So, Sunday night Jessica and I went to Graceland (no, not Paul Simon-style) and saw an awesome show: Irving (so-so), The Pale (rocked), Rocky Votolato (really rocked), and Pedro the Lion (Dave Bazan is cool--one of those new songs was really good. The show, however, dragged a little after a while). At $8 a ticket, it was well worth it.
Now I'm putting off writing a philosophy essay. It's about cognition--i.e., what constitutes thought, a mind, etc. This isn't the branch of philosophy I'd pick to study--I'm more of an ethics/metaphysics person. It is, however, an interesting topic. The essay I'm writing is supposed to argue that the position of Strong AI (stating that thought is merely the manipulation of formal symbols, as in a computer program, and that therefore computers have minds) is false.

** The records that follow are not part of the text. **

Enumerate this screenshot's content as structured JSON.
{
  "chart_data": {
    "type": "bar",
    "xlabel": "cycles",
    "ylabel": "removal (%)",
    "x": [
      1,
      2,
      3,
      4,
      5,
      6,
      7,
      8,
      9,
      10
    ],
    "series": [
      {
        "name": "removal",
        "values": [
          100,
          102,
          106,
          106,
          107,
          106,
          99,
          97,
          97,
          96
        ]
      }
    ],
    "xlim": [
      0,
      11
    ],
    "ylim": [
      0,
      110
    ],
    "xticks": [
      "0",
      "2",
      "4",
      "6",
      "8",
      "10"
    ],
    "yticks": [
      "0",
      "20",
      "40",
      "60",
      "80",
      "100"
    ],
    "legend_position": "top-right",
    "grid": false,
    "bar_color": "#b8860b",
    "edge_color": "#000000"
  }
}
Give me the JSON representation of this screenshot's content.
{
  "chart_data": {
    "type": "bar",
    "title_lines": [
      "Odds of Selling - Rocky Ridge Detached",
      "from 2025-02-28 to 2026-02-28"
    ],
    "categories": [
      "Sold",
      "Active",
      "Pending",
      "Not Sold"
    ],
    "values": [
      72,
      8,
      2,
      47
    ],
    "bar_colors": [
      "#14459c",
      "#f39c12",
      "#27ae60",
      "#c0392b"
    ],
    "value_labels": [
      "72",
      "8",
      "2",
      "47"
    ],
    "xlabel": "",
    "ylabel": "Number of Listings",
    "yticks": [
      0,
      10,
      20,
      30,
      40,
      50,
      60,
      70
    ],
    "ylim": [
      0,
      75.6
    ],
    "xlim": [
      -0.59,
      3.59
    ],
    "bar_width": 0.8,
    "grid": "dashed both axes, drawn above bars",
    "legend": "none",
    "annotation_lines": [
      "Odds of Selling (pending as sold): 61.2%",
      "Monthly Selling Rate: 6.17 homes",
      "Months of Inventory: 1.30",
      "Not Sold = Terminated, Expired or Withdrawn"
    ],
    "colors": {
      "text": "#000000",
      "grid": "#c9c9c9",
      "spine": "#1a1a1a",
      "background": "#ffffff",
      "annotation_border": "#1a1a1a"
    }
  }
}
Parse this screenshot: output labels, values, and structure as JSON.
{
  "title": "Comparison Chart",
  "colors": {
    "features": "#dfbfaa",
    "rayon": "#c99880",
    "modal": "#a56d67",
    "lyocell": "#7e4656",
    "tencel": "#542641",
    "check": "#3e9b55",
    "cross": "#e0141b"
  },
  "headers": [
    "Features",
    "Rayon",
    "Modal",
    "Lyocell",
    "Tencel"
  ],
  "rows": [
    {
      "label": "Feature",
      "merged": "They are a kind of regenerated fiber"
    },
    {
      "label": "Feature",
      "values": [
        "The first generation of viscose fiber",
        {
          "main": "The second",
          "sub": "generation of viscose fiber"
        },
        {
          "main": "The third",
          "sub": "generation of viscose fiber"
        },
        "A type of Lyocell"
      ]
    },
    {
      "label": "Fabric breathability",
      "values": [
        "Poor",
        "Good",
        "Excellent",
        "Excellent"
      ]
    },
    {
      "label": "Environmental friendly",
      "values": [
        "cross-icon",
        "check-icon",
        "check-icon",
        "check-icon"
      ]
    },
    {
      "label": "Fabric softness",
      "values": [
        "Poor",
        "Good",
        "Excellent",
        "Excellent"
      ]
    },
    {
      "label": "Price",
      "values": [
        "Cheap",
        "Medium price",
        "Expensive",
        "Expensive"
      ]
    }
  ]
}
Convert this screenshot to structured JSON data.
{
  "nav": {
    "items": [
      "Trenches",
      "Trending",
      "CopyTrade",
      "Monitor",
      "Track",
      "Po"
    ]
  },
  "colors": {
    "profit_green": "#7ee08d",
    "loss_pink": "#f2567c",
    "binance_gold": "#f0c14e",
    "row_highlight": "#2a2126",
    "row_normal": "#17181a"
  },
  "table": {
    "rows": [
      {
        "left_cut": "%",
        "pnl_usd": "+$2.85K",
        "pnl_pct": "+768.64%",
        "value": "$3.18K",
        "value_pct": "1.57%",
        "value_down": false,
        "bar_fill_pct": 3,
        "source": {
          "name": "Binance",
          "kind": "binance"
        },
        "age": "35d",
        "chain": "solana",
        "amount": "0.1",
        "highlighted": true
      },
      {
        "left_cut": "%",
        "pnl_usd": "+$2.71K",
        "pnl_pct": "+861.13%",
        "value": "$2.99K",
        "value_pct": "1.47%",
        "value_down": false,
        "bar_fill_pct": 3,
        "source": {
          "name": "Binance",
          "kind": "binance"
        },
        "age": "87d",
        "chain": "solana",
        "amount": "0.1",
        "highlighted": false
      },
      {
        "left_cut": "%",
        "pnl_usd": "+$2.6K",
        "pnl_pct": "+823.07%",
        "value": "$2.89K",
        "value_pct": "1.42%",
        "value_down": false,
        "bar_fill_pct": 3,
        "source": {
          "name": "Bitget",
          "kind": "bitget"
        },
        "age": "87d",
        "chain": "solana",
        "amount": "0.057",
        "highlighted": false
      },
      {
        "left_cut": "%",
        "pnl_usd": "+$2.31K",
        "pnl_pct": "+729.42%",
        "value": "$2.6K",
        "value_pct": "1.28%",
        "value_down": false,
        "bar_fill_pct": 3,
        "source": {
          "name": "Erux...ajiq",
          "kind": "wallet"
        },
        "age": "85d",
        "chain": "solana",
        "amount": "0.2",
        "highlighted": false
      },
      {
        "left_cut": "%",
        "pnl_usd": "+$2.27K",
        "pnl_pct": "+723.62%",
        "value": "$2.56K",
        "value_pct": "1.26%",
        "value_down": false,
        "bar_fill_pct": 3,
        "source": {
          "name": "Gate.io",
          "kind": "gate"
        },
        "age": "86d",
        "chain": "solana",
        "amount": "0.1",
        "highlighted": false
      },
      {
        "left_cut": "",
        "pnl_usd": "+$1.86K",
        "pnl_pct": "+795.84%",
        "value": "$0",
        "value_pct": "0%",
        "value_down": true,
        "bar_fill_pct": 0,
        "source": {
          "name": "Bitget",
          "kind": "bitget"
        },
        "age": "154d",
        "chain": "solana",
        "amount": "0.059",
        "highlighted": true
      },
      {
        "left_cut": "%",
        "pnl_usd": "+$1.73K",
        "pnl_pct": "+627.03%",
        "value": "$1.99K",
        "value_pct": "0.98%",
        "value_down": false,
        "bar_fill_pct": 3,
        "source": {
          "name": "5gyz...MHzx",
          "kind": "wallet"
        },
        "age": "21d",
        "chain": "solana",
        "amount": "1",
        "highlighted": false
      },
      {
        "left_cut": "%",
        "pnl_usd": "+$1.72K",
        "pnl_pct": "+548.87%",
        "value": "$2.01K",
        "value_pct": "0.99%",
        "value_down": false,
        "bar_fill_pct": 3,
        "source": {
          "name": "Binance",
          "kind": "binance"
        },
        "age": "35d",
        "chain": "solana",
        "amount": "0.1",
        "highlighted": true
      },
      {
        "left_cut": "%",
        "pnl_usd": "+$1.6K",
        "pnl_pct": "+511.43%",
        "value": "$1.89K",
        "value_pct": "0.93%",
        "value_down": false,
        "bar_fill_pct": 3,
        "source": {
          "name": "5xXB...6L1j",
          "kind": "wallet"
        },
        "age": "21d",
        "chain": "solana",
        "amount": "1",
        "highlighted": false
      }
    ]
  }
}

Shouldn't be difficult at all, especially since we're allowed to mimic arguments from our book, and one of them (by John Searle) has a fairly sound argument.
The only issue now is me getting off my butt... I think I'm going to officially start it in Starbuck's while I wait for Jessica to get out of physical therapy.The position of Strong AI holds to what is called the Turing Test: If an entity can imitate a human being through printed answers, then it has a mind like a human. Searle points out the difference between the sytactic manipulation that computers use and the semantic meaning that humans' thoughts have. His position is that thought must have both the syntax and the semantics.